ものすごい緊張している感があるな・・・ゴメンよ。
目を瞑って頭の中に防護結界の魔法陣を思い浮かべ、それをレミンちゃんの頭に写し取るようなイメージで、動かしていく。
「レミンちゃん、見えてる?」
「ぁ、ははははい。魔法陣が見えてます!」
「うん、陣に描かれている内容は分からなくてもいいからね。『それが自分の中に存在してる』ってことをしっかり覚えていて」
「は、はい...」
そこでレミンちゃんにくっつけていたおでこを一旦離し、彼女の身体に少し魔力を流し込んでみる。

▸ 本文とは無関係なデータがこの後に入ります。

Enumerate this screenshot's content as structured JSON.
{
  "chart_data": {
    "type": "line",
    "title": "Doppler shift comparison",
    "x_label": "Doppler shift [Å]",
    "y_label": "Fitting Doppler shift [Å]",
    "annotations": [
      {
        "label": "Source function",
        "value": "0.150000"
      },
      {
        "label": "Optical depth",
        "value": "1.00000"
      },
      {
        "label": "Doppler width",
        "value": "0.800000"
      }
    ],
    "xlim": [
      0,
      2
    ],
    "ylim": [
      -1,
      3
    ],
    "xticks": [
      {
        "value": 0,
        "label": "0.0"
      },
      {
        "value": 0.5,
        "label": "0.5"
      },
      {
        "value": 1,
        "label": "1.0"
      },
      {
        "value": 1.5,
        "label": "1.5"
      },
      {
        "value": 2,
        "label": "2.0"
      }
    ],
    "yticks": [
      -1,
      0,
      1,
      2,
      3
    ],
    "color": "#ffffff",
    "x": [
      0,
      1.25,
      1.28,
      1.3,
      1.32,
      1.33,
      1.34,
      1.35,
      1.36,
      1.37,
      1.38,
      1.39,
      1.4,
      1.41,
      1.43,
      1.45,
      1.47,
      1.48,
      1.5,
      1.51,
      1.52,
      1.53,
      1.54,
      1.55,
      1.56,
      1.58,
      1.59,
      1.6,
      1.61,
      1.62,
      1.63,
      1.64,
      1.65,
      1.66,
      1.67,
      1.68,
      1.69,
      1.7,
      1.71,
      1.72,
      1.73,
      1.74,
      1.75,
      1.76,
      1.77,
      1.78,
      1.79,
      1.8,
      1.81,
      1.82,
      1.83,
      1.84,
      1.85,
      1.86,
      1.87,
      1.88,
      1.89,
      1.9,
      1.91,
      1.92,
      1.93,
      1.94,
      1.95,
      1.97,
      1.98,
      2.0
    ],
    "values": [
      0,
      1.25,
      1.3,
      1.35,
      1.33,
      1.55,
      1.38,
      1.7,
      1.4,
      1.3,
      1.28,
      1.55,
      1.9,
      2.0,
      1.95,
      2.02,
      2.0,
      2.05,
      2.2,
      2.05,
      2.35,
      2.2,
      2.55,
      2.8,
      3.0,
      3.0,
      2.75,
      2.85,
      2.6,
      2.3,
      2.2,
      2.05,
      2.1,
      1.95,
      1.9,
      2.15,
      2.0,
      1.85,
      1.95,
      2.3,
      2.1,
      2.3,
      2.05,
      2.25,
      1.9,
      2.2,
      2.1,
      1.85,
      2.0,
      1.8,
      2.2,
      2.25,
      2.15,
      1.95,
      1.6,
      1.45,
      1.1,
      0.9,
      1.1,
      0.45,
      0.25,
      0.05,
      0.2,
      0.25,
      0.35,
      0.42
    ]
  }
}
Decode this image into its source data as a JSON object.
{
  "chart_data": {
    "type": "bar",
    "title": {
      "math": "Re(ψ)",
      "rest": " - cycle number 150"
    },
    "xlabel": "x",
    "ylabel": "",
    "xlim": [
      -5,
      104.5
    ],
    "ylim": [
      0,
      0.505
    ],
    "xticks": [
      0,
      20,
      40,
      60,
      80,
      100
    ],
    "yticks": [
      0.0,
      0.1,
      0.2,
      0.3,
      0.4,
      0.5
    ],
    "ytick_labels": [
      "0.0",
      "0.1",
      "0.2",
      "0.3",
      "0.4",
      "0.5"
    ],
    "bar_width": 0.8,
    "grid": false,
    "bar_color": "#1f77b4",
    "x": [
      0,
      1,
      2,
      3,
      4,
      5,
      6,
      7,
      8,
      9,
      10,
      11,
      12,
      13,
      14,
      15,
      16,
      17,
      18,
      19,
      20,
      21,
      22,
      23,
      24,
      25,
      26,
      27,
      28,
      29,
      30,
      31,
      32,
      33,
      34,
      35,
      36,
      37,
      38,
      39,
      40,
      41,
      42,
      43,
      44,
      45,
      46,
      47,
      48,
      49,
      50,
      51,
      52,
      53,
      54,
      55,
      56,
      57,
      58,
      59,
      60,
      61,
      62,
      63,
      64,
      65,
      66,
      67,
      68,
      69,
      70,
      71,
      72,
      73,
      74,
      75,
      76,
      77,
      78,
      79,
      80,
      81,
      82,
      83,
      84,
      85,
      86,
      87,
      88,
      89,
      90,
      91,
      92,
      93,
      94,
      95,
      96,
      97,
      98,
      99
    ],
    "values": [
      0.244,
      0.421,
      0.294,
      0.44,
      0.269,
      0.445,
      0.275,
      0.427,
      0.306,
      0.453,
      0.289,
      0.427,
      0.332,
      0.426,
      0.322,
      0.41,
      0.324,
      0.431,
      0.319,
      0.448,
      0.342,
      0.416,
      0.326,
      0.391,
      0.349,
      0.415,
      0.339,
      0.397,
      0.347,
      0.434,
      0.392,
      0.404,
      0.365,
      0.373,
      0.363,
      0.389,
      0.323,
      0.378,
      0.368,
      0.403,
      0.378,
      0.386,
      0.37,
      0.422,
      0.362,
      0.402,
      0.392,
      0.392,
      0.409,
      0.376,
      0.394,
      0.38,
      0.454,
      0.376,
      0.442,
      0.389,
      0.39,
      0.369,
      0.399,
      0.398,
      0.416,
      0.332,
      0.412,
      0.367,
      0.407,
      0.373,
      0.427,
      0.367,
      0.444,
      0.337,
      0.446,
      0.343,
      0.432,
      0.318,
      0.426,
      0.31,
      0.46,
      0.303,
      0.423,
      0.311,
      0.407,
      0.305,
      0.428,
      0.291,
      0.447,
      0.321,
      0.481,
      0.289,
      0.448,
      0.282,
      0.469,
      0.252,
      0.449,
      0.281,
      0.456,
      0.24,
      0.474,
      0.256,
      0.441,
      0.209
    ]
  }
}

レミンちゃんは、その気配を感じとったのか、わずかにぶるっと身体を震わせた。
「じゃあ、さっき俺が『渡した』魔法陣が自分の中にあることを思い浮かべてみて?」
レミンちゃんの中に写し取られた魔法陣が、俺から長い込まれた魔力をエネルギーに、レミンちゃんのイメージで起動した。
彼女自身にはまだ見えていないかも知れないが、身体全体をふんわりと防護結界が包み込んでいることが分かる。
成功だ!
「俺の近くにいる時しか使えない術なんだけどね。自分の身を守りたい時は、さっきの魔法陣があることを思い出してくれ。それで簡単な防護結界が起動する。もういらないと思えば、それで消える。試してみて?」
「はい、やってみます!」
レミンちゃんが目を瞑って、防護結界を張ったり消したりする。
しばらく見守ったが制御に問題ないようだ。
「自分で防護結界を生み出した時と消した時の境目を感じ取れてる?」
「大丈夫だと思います」
「よし、じゃあダンガとアサムにもやって貰おう」
男同士はちょっと気恥ずかしいが、そんなことを言っている場合でもないので、急いでダンガとアサムにもレミンちゃんと同じ手順を繰り返して、防護結界を『会得』して貰った。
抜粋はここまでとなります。